Dual Split-Signaling TIM3+CLEC12a Targeting CAR T-Cells with Optimized Signaling As a Safe Potential Therapy for Acute Myeloid Leukemia

Background:

The success of chimeric antigen receptor (CAR) T-cell therapies targeting B cell maturation antigen (BCMA) in multiple myeloma and CD19 in B-cell malignancies has demonstrated the immense potential of this immunotherapeutic strategy. However, the translation of CAR T-cell therapy to acute myeloid leukemia (AML) patients has encountered challenges due to the absence of surface antigens specifically or preferentially expressed on AML cells.
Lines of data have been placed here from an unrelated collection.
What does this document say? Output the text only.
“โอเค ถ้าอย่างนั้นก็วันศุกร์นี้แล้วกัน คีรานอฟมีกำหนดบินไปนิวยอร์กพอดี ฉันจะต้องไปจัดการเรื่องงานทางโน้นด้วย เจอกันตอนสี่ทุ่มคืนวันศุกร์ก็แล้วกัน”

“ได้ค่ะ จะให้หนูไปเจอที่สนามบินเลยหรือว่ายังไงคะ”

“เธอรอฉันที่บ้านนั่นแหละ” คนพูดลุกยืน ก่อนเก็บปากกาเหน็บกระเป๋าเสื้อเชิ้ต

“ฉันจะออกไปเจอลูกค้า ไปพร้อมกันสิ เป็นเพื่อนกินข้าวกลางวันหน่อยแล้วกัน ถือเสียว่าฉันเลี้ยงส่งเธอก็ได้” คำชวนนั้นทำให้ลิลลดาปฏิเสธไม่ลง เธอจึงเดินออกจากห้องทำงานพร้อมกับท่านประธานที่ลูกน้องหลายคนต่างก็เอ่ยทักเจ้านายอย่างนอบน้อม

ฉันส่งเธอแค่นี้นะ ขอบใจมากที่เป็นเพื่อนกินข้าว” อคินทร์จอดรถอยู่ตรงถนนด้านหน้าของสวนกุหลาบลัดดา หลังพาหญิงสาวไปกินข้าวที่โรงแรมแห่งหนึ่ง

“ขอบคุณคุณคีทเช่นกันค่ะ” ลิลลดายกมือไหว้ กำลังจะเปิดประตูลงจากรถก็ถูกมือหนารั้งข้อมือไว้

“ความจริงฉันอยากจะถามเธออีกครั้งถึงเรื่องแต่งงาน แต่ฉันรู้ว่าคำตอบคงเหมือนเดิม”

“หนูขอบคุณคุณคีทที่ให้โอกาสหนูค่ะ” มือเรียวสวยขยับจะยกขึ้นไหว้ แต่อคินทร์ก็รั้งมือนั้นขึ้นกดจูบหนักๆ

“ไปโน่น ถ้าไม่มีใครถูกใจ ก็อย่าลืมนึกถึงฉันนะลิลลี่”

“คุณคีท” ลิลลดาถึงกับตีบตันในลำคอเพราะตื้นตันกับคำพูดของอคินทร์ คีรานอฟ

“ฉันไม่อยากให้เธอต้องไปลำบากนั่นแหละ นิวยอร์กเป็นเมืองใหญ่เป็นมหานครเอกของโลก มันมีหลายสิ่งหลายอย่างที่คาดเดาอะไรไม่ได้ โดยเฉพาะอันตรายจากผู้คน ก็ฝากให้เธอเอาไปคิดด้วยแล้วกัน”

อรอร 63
To overcome this hurdle, we explored the feasibility and safety of simultaneously targeting the AML-associated antigens CLEC12a and TIM3 using an AND-gate strategy in which the essential stimulatory and co-stimulatory T-cell activation signals are segregated into separate CARs. To improve the safety of our strategy we also attenuated signaling through the stimulatory anti-CLEC12a CAR via affinity-optimization or through targeted mutations in its immunoreceptor tyrosine-based activation motif (ITAM) regions.

Methods:

To identify the most optimal dual-split CAR T-cell configuration, we designed several chimeric antigen receptor constructs in which we targeted CLEC12a with stimulatory CARs (sCARs) with high (C ^hi) or low (C ^low) affinities. In addition, the high affinity C ^hi stimulatory CAR was mutated in the second and third ITAM regions (denoted as C ^hixx) to attenuate the CD3ζ stimulatory signal. TIM3 was targeted by a costimulatory CAR (cCAR) containing both CD28 and 41BB signaling domains. The dual-split CARs were generated using two separate retroviral constructs. After the assessment of the CAR expression and specific surface markers associated with memory phenotype and exhaustion, dual-split CAR T-cells were functionally tested using an isogenic cell line model for specific lysis against dual CLEC12a/TIM3 positive or single CLEC12a or TIM3 positive isogenic target cells as well as for dual antigen-specific cytokine secretion. The dual-split CAR T-cells were also tested for their efficiency to specifically eliminate leukemic stem/progenitor cells by the colony formatting unit (CFU) assay. Moreover, anti-AML activity and persistence of the dual-split CAR T-cells was assessed using an AML PDX mouse model in which human primary AML cells expressing TIM3 and CLEC12a were injected.

Results:

Using the isogenic cell line model, we revealed that the dual-split CAR T-cells with the combination of the high affinity CLEC12a sCAR and TIM3 cCAR (C ^hi+T) show antigen-specific cytokine secretion and cytotoxicity, and that this specificity was enhanced when the CLEC12a sCAR was attenuated through ITAM mutations (C ^hixx+T). In CFU assays, all tested CLEC12a/TIM3 dual-split CAR T-cell combinations exhibited potent inhibition (up to 95%) of leukemia blast viability and leukemia stem/progenitor self-renewal. In vivo, although AML did not engraft in all mice, the best-performing dual-split C ^hixx+T1 CAR T-cells displayed potent anti-leukemic activity, as they prevented engraftment in two additional mice compared to control groups (n=6 each group). Furthermore, in contrast to control groups dual-split CAR T-cells exhibited prolonged persistence in the blood up to 20 weeks after injection.

Conclusion:

We successfully generated highly specific dual-targeting CAR T-cells by splitting the T-cell activation signals into two simultaneously expressed CARs, and using a novel approach of attenuating the sCAR through mutations in ITAM regions. Overall, we show that dual-split CAR T cells targeting CLEC12a and TIM3, particularly the combination C ^hixx+T CAR T-cells, have specific and promising anti-AML activity. Our findings underscore the potential of innovative dual-split CAR T-cell therapies as a novel and effective immunotherapeutic approach for combating AML.